[GRU] Different results between batched and one by one inference

docteur_saoul · January 28, 2021, 2:36pm

Hi,

I’m using Pytorch 1.7.1 on CPU and I’m getting inconsistent results during inference over the same data.
It seems that the GRU implementation gives slightly different results for a sample by sample prediction vs batched prediction.

Here is a code to reproduce the problem:
import torch a = torch.randn((128, 500, 4)) layer = torch.nn.GRU(4, 4, num_layers=2, dropout=0.0, bidirectional=True, batch_first=True) layer.eval() batched, _ = layer(a) obo = torch.zeros(batched.shape) for i in range(128): obo[i] = layer(a[[i]])[0][0]

batched == obo

I was expecting this code to return only True but instead returns a mix of True and False. Is it normal or is it a pytorch problem ?

Thank you for your time

ptrblck · January 30, 2021, 8:31am

If the relative error is in the range ~1e-6 the difference is most likely due to the limited precision used in float32 and you should get a lower error using e.g. flaot64.
The better way to compare floating point numbers is to use torch.allclose, which uses a small eps value to compare both tensors.

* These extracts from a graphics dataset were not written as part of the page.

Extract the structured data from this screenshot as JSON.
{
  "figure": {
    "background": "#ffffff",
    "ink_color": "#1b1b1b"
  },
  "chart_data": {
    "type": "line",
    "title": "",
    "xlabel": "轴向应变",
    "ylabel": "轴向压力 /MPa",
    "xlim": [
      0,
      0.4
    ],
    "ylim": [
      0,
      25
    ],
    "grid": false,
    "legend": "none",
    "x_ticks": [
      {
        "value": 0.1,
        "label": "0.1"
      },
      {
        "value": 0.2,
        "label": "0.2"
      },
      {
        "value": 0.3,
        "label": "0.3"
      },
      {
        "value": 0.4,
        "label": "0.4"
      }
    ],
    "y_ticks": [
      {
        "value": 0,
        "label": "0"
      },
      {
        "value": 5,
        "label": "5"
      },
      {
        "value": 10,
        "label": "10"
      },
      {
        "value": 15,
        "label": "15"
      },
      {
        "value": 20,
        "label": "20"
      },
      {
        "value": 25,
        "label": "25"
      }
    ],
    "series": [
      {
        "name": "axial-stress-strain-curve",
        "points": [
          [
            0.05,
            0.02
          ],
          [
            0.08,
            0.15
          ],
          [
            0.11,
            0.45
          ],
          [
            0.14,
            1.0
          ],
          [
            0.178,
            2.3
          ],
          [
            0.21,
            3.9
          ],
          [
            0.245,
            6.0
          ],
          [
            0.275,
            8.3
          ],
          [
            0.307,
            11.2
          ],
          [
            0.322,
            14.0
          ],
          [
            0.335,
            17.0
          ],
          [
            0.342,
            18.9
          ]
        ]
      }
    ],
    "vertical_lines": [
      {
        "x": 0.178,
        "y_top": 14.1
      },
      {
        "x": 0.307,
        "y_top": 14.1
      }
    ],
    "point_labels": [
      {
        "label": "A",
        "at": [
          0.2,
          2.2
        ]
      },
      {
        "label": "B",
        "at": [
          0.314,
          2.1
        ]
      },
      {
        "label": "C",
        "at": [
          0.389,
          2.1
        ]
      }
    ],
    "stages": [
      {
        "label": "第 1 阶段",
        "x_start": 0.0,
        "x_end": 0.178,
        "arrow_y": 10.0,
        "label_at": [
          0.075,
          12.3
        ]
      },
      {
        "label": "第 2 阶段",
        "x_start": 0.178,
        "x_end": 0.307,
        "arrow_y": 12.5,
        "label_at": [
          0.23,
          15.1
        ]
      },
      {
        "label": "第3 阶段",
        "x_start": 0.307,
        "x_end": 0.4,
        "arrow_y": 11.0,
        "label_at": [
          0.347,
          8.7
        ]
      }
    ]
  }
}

docteur_saoul · January 30, 2021, 12:04pm

Thank you for the answer !

Error seems to be in the 1e-6 range right after the RNN layers indeed.
Are you aware of any way to attenuate this behaviour ? In my actual code, after a few layers, this error is more in the 1e-4 range, which causes non reproducibility problems during inference

ptrblck · January 31, 2021, 7:18am

Are you seeing non deterministic behavior using one approach and following the reproducibility docs or just if you compare the batched vs. single sample approach?

docteur_saoul · February 1, 2021, 7:28am

I have already tried changing the seed and setting pytorch in deterministic mode to no avail.
I find a dirty hack: using quantization aware training seems to attenuate the negative impact of this.

qingqingxu2020 · June 13, 2022, 9:23am

hello, I suffered the same problem.
In my case, after 28 layers, this error is more in 1e-2 range.
So, how did you finally solve it? Thank you very much.